Media and technology tips for your family

We all know it’s hard to ask questions right now, so it’s important to be well prepared with a list of your own questions when you go back to school night. Your goal in attending this brief meeting will not only be to understand learning expectations, but also to prepare yourself to support your child’s learning during this new school year, especially if this is your child’s first time in school or if you are concerned that your child is just learning English. You may even have concerns about the resources the school offers for non-English speaking families.

That’s why it’s important to keep your own questions in mind when you attend back-to-school night. In fact, I’m sure most teachers will appreciate your questions as many of these topics are rarely part of the daily parent-teacher conversations and interactions. Back to School Night is a good time to receive information and ask questions you may not have the opportunity to ask at other times this school year.

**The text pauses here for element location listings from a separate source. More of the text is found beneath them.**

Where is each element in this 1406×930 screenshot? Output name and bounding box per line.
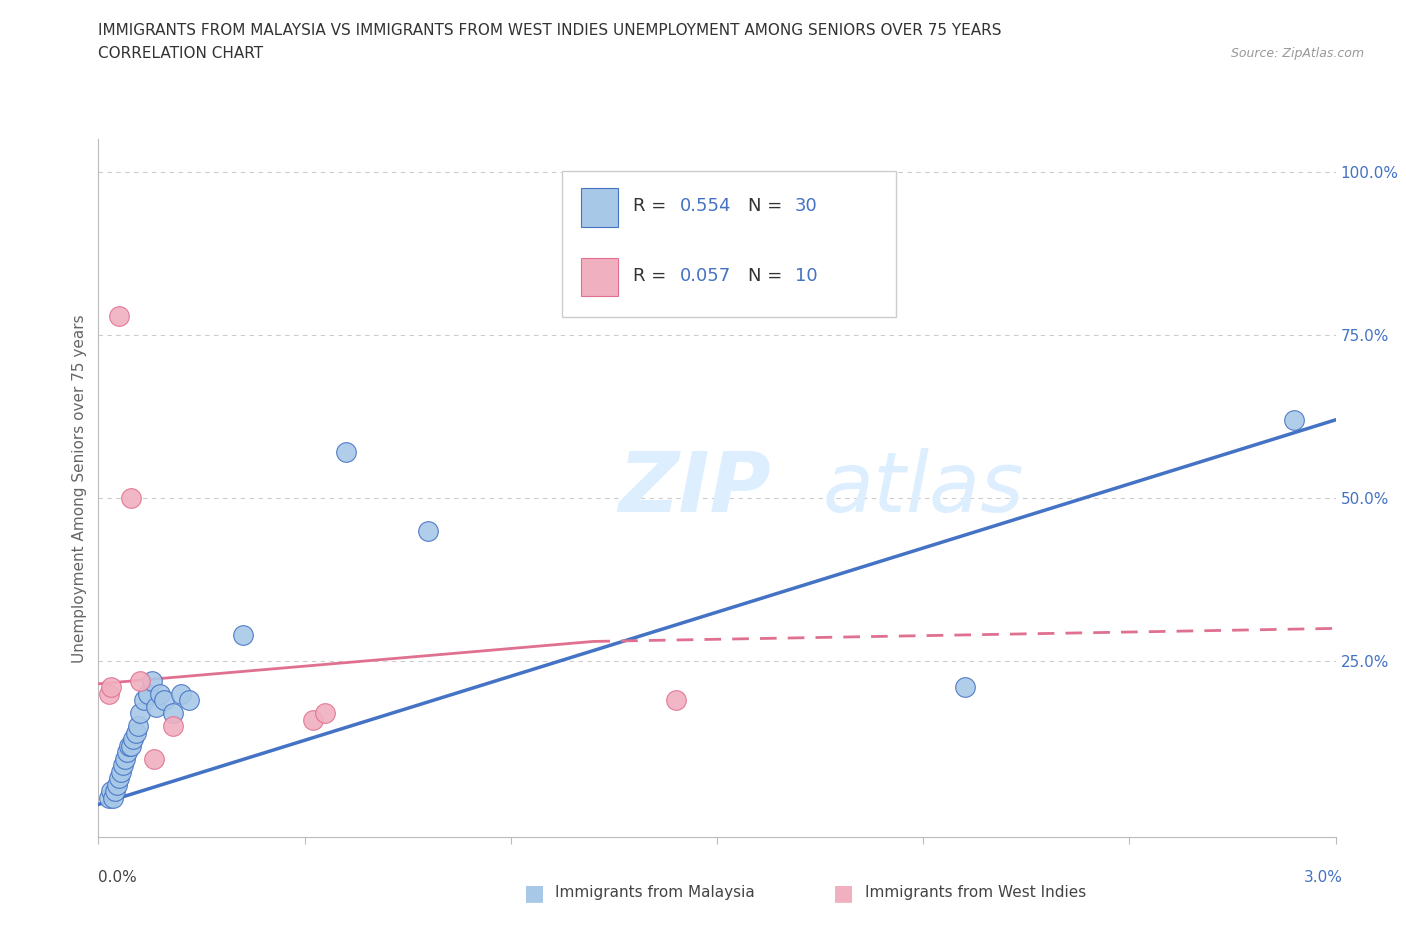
Point <box>100 680 122 695</box>
Text: 0.0%: 0.0% <box>98 870 138 884</box>
Point <box>101 790 124 805</box>
Text: 3.0%: 3.0% <box>1303 870 1343 884</box>
Bar <box>581 188 619 227</box>
Point <box>127 719 149 734</box>
Point <box>136 686 159 701</box>
Point <box>100 784 122 799</box>
Point <box>302 712 325 727</box>
Text: R =: R = <box>633 267 672 285</box>
Point <box>108 308 131 323</box>
Point <box>145 699 167 714</box>
Point <box>108 771 131 786</box>
Point <box>117 745 139 760</box>
Point <box>105 777 128 792</box>
Text: ZIP: ZIP <box>619 447 770 529</box>
Point <box>170 686 193 701</box>
Point <box>143 751 166 766</box>
Point <box>104 784 127 799</box>
Point <box>232 628 254 643</box>
Text: N =: N = <box>748 197 787 215</box>
Point <box>97 790 120 805</box>
Point <box>153 693 176 708</box>
Text: ■: ■ <box>524 883 544 903</box>
Text: IMMIGRANTS FROM MALAYSIA VS IMMIGRANTS FROM WEST INDIES UNEMPLOYMENT AMONG SENIO: IMMIGRANTS FROM MALAYSIA VS IMMIGRANTS F… <box>98 23 1002 38</box>
Text: ■: ■ <box>834 883 853 903</box>
Point <box>124 725 146 740</box>
Point <box>162 706 184 721</box>
Text: 30: 30 <box>794 197 818 215</box>
Point <box>179 693 201 708</box>
Point <box>114 751 136 766</box>
Text: Source: ZipAtlas.com: Source: ZipAtlas.com <box>1230 46 1364 60</box>
Text: R =: R = <box>633 197 672 215</box>
Point <box>120 491 142 506</box>
Bar <box>581 258 619 297</box>
Point <box>418 524 440 538</box>
Point <box>128 673 150 688</box>
Text: 0.554: 0.554 <box>681 197 731 215</box>
Text: N =: N = <box>748 267 787 285</box>
Y-axis label: Unemployment Among Seniors over 75 years: Unemployment Among Seniors over 75 years <box>72 314 87 662</box>
Point <box>314 706 336 721</box>
Text: CORRELATION CHART: CORRELATION CHART <box>98 46 263 61</box>
Point <box>665 693 688 708</box>
Point <box>118 738 141 753</box>
Text: atlas: atlas <box>823 447 1024 529</box>
Text: Immigrants from Malaysia: Immigrants from Malaysia <box>555 885 755 900</box>
Text: 10: 10 <box>794 267 818 285</box>
Point <box>128 706 150 721</box>
Point <box>953 680 976 695</box>
FancyBboxPatch shape <box>562 171 897 317</box>
Point <box>110 764 132 779</box>
Point <box>122 732 145 747</box>
Point <box>112 758 135 773</box>
Text: Immigrants from West Indies: Immigrants from West Indies <box>865 885 1085 900</box>
Point <box>335 445 357 459</box>
Point <box>97 686 120 701</box>
Point <box>141 673 163 688</box>
Text: 0.057: 0.057 <box>681 267 731 285</box>
Point <box>120 738 142 753</box>
Point <box>149 686 172 701</box>
Point <box>1284 412 1306 427</box>
Point <box>132 693 155 708</box>
Point <box>162 719 184 734</box>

Remember, Back to School Night is not a time to talk about your child specifically, so your questions should be general. The answers to these questions will not only help you but also the parents of the other children in the class. Also, I’m sure that by asking these kinds of questions, your child’s new teacher will appreciate your interest in learning more about this new school year.

What are the most important concepts that students need to understand before the end of this school year?
This is a very important question because the answer will help you understand academic expectations. It will also help you monitor your child’s progress and recognize when he or she may need more help in certain academic areas.

How is the learning experience personalized for each student?
This question will help you understand whether the teacher takes into account each student’s different abilities. For example, how is the child who does not yet speak English supported in learning? You can also take this opportunity to ask about the resources offered to non-English speaking families. If you are a non-English speaking parent, it is important that you also know how the school will support you.

What kind of questions should we ask our children about their school day?
When you ask your children general questions about their school day, you may well get a series of answers such as “I don’t know”, “okay” or “normal”. However, if you know what they are studying in class you can ask them more specific questions that will result in more complete answers. The teacher can give you some ideas about the kind of questions you can ask. Sometimes, something as simple as knowing what book the teacher read in class will help you get more information when you ask your children what they did in school today.

How is academic progress measured?

Students take all kinds of activities, quizzes, class tests and standardized tests. Test scores can reveal a lot about the student’s learning and level. Therefore, it is helpful to know if your child’s teacher uses the results of these tests to help your child improve academically or if he or she only uses them as a measure of academic progress or lack thereof.

How is the technology used to improve the learning experience for students?
To be well prepared for the future, today’s children need to have basic knowledge of the use of technology. We also want them to learn the responsible use of technology. For that reason, we want to have a good idea of how technology is used in the classroom. Sometimes it is even useful to use technology to support the learning of a new language. There are many good websites and apps for learning English and other languages. Ask the teacher if these are used in class.

What additional resources can we use at home with our children to support what is being learned in class (e.g., what websites, books, etc.)?
Sometimes children have difficulty learning what they are taught in school. That’s why it’s important to reinforce what they’re learning through educational website games or watching cartoons that support academic learning. By having more opportunities to practice, children will feel better prepared and will be able to better understand the topics they are studying in class.